By Michael S. Derby and Ann Saphir
NEW YORK/SAN FRANCISCO (Reuters) -Expectations that the U.S. Federal Reserve will need to push interest rates higher and keep them elevated longer than previously projected rose on Friday after data showed a key inflation gauge accelerated last month.
Even so, Fed policymakers speaking on Friday did not push for a return to the kind of aggressive action that marked last year’s interest-rate hikes, suggesting that for now central bankers are content to stick to a gradual tightening path despite signs that inflation is not cooling as they had hoped.
The Commerce Department reported that the Personal Consumption Expenditures price index, the metric by which the Fed measures its 2% inflation target, rose 5.4% last month from a year earlier, a pickup from an upwardly revised 5.3% annual pace in December.
Underlying “core” inflation climbed a faster-than-expected 4.7% from a year earlier, compared to December’s upwardly revised 4.6% pace.
The report “is another indication that the impulse of inflation and price pressures is still with us,” Cleveland Fed President Loretta Mester told Reuters on the sidelines of a conference in New York. “It’s going to take more effort on the part of the Fed to get inflation on that sustainable downward path to 2%.”
Even so, Mester — who had wanted a half-point hike at the Fed’s last meeting — said she could not yet say if she would support such a large hike at the Fed’s upcoming meeting.
She is among the minority of Fed policymakers who in December thought they would need to lift the policy rate to 5.4% to stop inflation, while most believed 5.1% would suffice. Earlier on Friday she said she had not revised her view.
Similarly, none of the other Fed policymakers who spoke on Friday, including the normally hawkish Governor Christopher Waller and St. Louis Fed President James Bullard, focused on the fresh inflation data to argue for a more muscular Fed response. Boston Fed President Susan Collins said more rate hikes will be needed, but did not specify a particular stopping point.
Implied yields on federal funds futures contracts rose on Friday as traders firmed up expectations for at least three more rate hikes through June, a path that would push the U.S. central bank’s benchmark overnight interest rate to the 5.25%-5.50% range, from the current 4.50%-4.75% range.
Pricing also now puts about a 40% chance of an even higher stopping point for that rate, up from about 30% prior to the release of the PCE data.
And traders largely erased what had been consistent bets on Fed rate cuts toward the end of the year, pricing in a year-end Fed policy rate of 5.26%.
“There are inflationary pressures in the economy, the level of inflation is still too high, and it’s going to take more on the monetary policy side to get inflation down, Mester said.

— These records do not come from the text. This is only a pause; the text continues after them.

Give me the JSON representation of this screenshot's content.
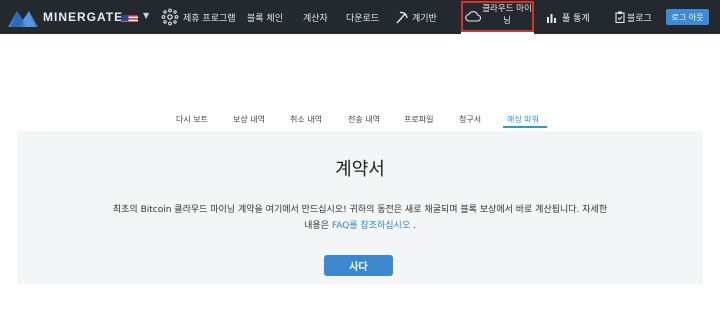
{
  "brand": {
    "name": "MINERGATE"
  },
  "nav": {
    "language_flag": "us-flag-icon",
    "items": [
      {
        "label": "제휴 프로그램",
        "icon": "network-icon"
      },
      {
        "label": "블록 체인",
        "icon": ""
      },
      {
        "label": "계산자",
        "icon": ""
      },
      {
        "label": "다운로드",
        "icon": ""
      },
      {
        "label": "계기반",
        "icon": "pickaxe-icon"
      },
      {
        "label": "클라우드 마이닝",
        "icon": "cloud-icon"
      },
      {
        "label": "풀 통계",
        "icon": "bar-chart-icon"
      },
      {
        "label": "블로그",
        "icon": "clipboard-icon"
      }
    ],
    "logout_label": "로그 아웃"
  },
  "tabs": [
    {
      "label": "다시 보트"
    },
    {
      "label": "보상 내역"
    },
    {
      "label": "취소 내역"
    },
    {
      "label": "전송 내역"
    },
    {
      "label": "프로파일"
    },
    {
      "label": "청구서"
    },
    {
      "label": "해싱 파워"
    }
  ],
  "active_tab": "해싱 파워",
  "panel": {
    "title": "계약서",
    "text_before_link": "최초의 Bitcoin 클라우드 마이닝 계약을 여기에서 만드십시오! 귀하의 동전은 새로 채굴되며 블록 보상에서 바로 계산됩니다. 자세한 내용은 ",
    "link_text": "FAQ를 참조하십시오",
    "text_after_link": " .",
    "buy_label": "사다"
  },
  "colors": {
    "topbar": "#24292f",
    "accent": "#3d89d0",
    "active_tab": "#2f9bd6",
    "highlight_border": "#d0342c",
    "panel_bg": "#f4f5f6"
  }
}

Economic data in recent weeks has generally come in stronger than expected, with job growth still robust and wage gains exceeding what Fed Governor Phillip Jefferson said on Friday was consistent with a timely return to 2% inflation.
Revisions to data from prior months in Friday’s Commerce Department report showed inflation did not cool in November and December as much as had been thought, and spending in January rose more than expected even as the savings rate increased.

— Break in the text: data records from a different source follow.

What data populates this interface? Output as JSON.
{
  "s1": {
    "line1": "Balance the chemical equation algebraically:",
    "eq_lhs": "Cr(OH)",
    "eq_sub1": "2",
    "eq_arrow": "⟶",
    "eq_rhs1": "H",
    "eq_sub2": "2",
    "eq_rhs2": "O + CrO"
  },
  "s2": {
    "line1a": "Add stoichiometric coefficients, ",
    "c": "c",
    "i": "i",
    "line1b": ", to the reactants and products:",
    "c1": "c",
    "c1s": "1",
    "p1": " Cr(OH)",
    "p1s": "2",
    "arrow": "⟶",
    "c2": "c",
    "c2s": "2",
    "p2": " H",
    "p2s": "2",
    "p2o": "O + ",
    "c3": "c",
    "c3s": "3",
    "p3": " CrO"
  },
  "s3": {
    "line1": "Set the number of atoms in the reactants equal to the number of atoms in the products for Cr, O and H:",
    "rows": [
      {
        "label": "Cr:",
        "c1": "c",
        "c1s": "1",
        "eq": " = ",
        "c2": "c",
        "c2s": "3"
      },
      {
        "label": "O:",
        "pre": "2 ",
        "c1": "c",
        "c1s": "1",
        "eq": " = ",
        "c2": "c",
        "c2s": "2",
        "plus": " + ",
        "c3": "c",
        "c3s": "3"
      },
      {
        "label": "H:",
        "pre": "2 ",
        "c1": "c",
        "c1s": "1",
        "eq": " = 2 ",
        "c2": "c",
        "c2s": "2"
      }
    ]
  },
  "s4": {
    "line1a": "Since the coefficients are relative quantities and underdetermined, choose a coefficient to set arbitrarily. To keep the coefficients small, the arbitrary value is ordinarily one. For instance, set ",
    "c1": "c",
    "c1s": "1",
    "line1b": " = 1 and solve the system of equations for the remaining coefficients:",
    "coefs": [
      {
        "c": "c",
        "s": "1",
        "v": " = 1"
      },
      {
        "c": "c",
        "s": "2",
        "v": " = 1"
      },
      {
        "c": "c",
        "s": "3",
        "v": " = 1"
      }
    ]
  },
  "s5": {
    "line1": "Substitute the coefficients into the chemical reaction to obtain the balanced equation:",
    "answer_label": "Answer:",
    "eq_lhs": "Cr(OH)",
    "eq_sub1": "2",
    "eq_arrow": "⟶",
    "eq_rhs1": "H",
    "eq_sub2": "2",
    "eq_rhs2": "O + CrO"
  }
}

All told, the economic readings may throw doubt on Fed Chair Jerome Powell’s assessment this month that the “disinflationary process” had begun, a view that seemed to justify the central bank’s decision at its Jan. 31-Feb. 1 policy meeting to deliver a quarter-percentage-point rate increase after a string of bigger hikes in 2022.
“If the Fed had this data at the last meeting, they probably would’ve raised by 50 (basis points) and the tone from the press conference would’ve been a lot different,” said Gene Goldman, chief investment officer at Cetera Investment Management.

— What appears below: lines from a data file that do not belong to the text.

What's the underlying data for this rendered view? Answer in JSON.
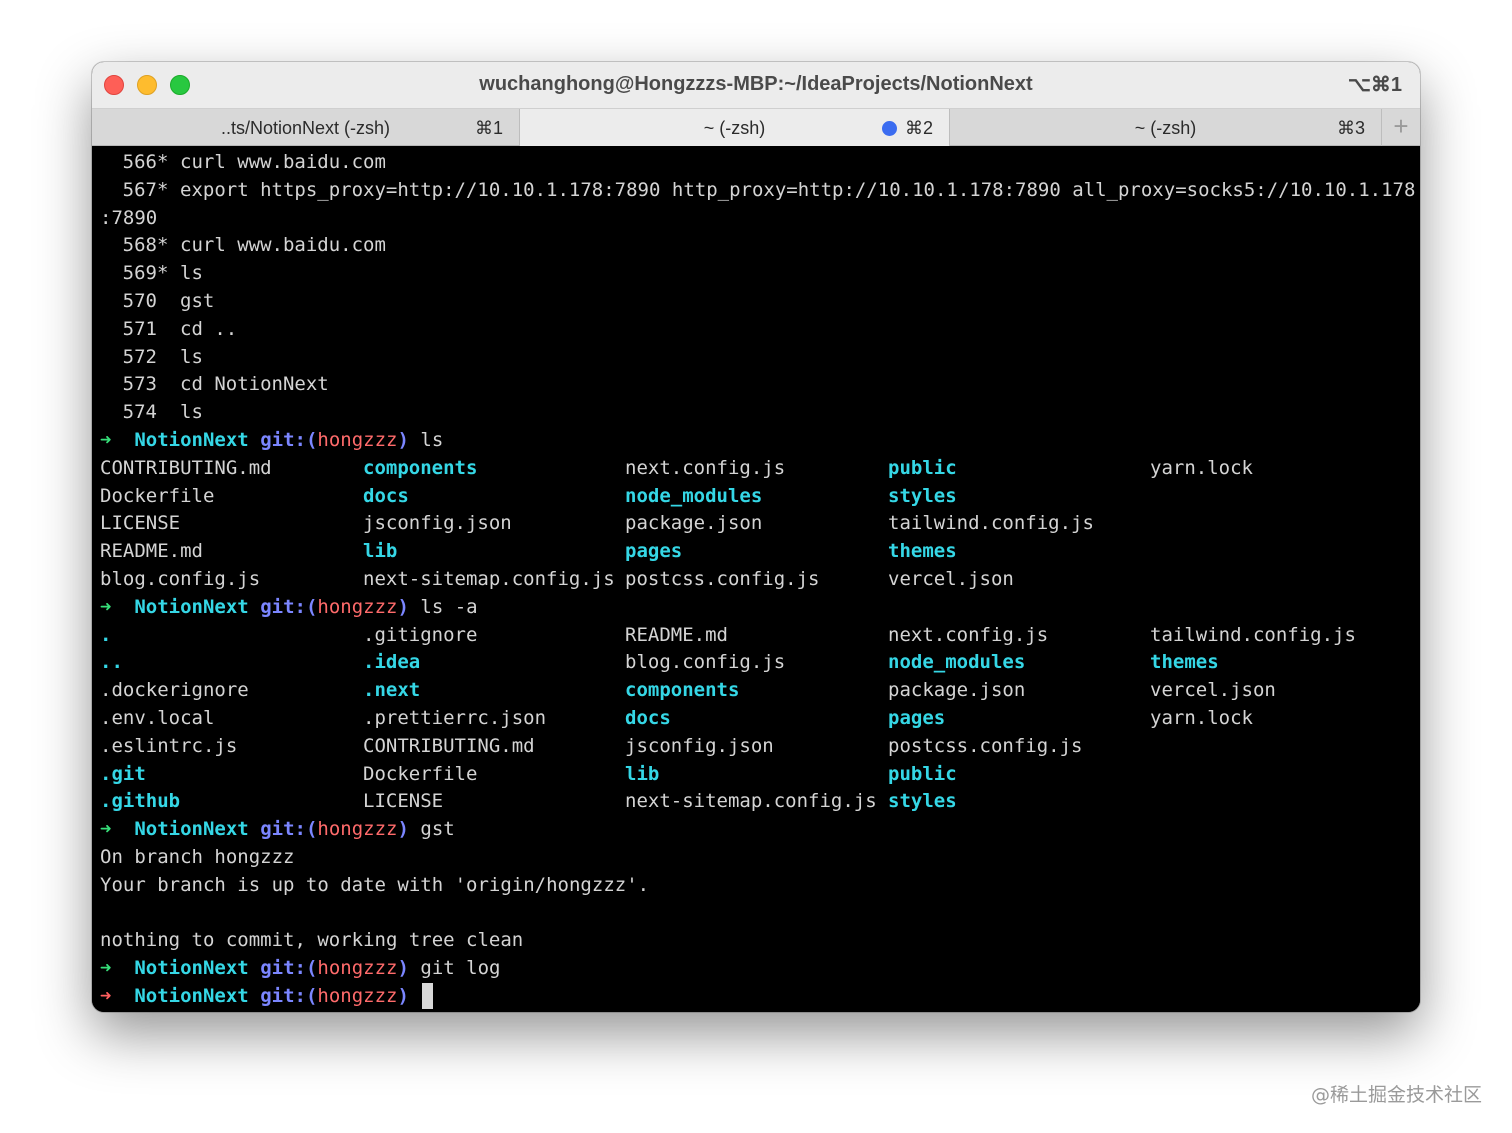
{
  "window": {
    "title": "wuchanghong@Hongzzzs-MBP:~/IdeaProjects/NotionNext",
    "shortcut": "⌥⌘1"
  },
  "tabs": [
    {
      "label": "..ts/NotionNext (-zsh)",
      "shortcut": "⌘1",
      "active": false
    },
    {
      "label": "~ (-zsh)",
      "shortcut": "⌘2",
      "active": true,
      "activity_dot": true
    },
    {
      "label": "~ (-zsh)",
      "shortcut": "⌘3",
      "active": false
    }
  ],
  "new_tab_label": "+",
  "history": [
    {
      "num": "566",
      "star": "*",
      "cmd": "curl www.baidu.com"
    },
    {
      "num": "567",
      "star": "*",
      "cmd": "export https_proxy=http://10.10.1.178:7890 http_proxy=http://10.10.1.178:7890 all_proxy=socks5://10.10.1.178"
    },
    {
      "num": "",
      "star": "",
      "cmd": ":7890",
      "wrap": true
    },
    {
      "num": "568",
      "star": "*",
      "cmd": "curl www.baidu.com"
    },
    {
      "num": "569",
      "star": "*",
      "cmd": "ls"
    },
    {
      "num": "570",
      "star": "",
      "cmd": "gst"
    },
    {
      "num": "571",
      "star": "",
      "cmd": "cd .."
    },
    {
      "num": "572",
      "star": "",
      "cmd": "ls"
    },
    {
      "num": "573",
      "star": "",
      "cmd": "cd NotionNext"
    },
    {
      "num": "574",
      "star": "",
      "cmd": "ls"
    }
  ],
  "prompt": {
    "arrow": "➜",
    "dir": "NotionNext",
    "git_prefix": "git:(",
    "branch": "hongzzz",
    "git_suffix": ")"
  },
  "ls_command": "ls",
  "ls_rows": [
    [
      "CONTRIBUTING.md",
      "components",
      "next.config.js",
      "public",
      "yarn.lock"
    ],
    [
      "Dockerfile",
      "docs",
      "node_modules",
      "styles",
      ""
    ],
    [
      "LICENSE",
      "jsconfig.json",
      "package.json",
      "tailwind.config.js",
      ""
    ],
    [
      "README.md",
      "lib",
      "pages",
      "themes",
      ""
    ],
    [
      "blog.config.js",
      "next-sitemap.config.js",
      "postcss.config.js",
      "vercel.json",
      ""
    ]
  ],
  "ls_dirs": [
    "components",
    "public",
    "docs",
    "node_modules",
    "styles",
    "lib",
    "pages",
    "themes"
  ],
  "lsa_command": "ls -a",
  "lsa_rows": [
    [
      ".",
      ".gitignore",
      "README.md",
      "next.config.js",
      "tailwind.config.js"
    ],
    [
      "..",
      ".idea",
      "blog.config.js",
      "node_modules",
      "themes"
    ],
    [
      ".dockerignore",
      ".next",
      "components",
      "package.json",
      "vercel.json"
    ],
    [
      ".env.local",
      ".prettierrc.json",
      "docs",
      "pages",
      "yarn.lock"
    ],
    [
      ".eslintrc.js",
      "CONTRIBUTING.md",
      "jsconfig.json",
      "postcss.config.js",
      ""
    ],
    [
      ".git",
      "Dockerfile",
      "lib",
      "public",
      ""
    ],
    [
      ".github",
      "LICENSE",
      "next-sitemap.config.js",
      "styles",
      ""
    ]
  ],
  "lsa_dirs": [
    ".",
    "..",
    ".idea",
    ".next",
    ".git",
    ".github",
    "node_modules",
    "themes",
    "components",
    "docs",
    "pages",
    "lib",
    "public",
    "styles"
  ],
  "gst_command": "gst",
  "gst_output": [
    "On branch hongzzz",
    "Your branch is up to date with 'origin/hongzzz'.",
    "",
    "nothing to commit, working tree clean"
  ],
  "gitlog_command": "git log",
  "watermark": "@稀土掘金技术社区",
  "colors": {
    "prompt_arrow_ok": "#37e07a",
    "prompt_arrow_err": "#ff5f5f",
    "dir": "#35d7e6",
    "git": "#7b86ff",
    "branch": "#ff6b6b"
  }
}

Goldman said he expects the next round of Fed projections, to be published in March, to signal rates will rise father and stay there longer than previously thought.
“It looks like the Fed will have to be more aggressive,” said Yelena Shulyatyeva, an economist at BNP Paribas. “They will probably overdo it, in our view, and that will eventually lead to a recession; the question is more like when, not whether, it will be a recession.”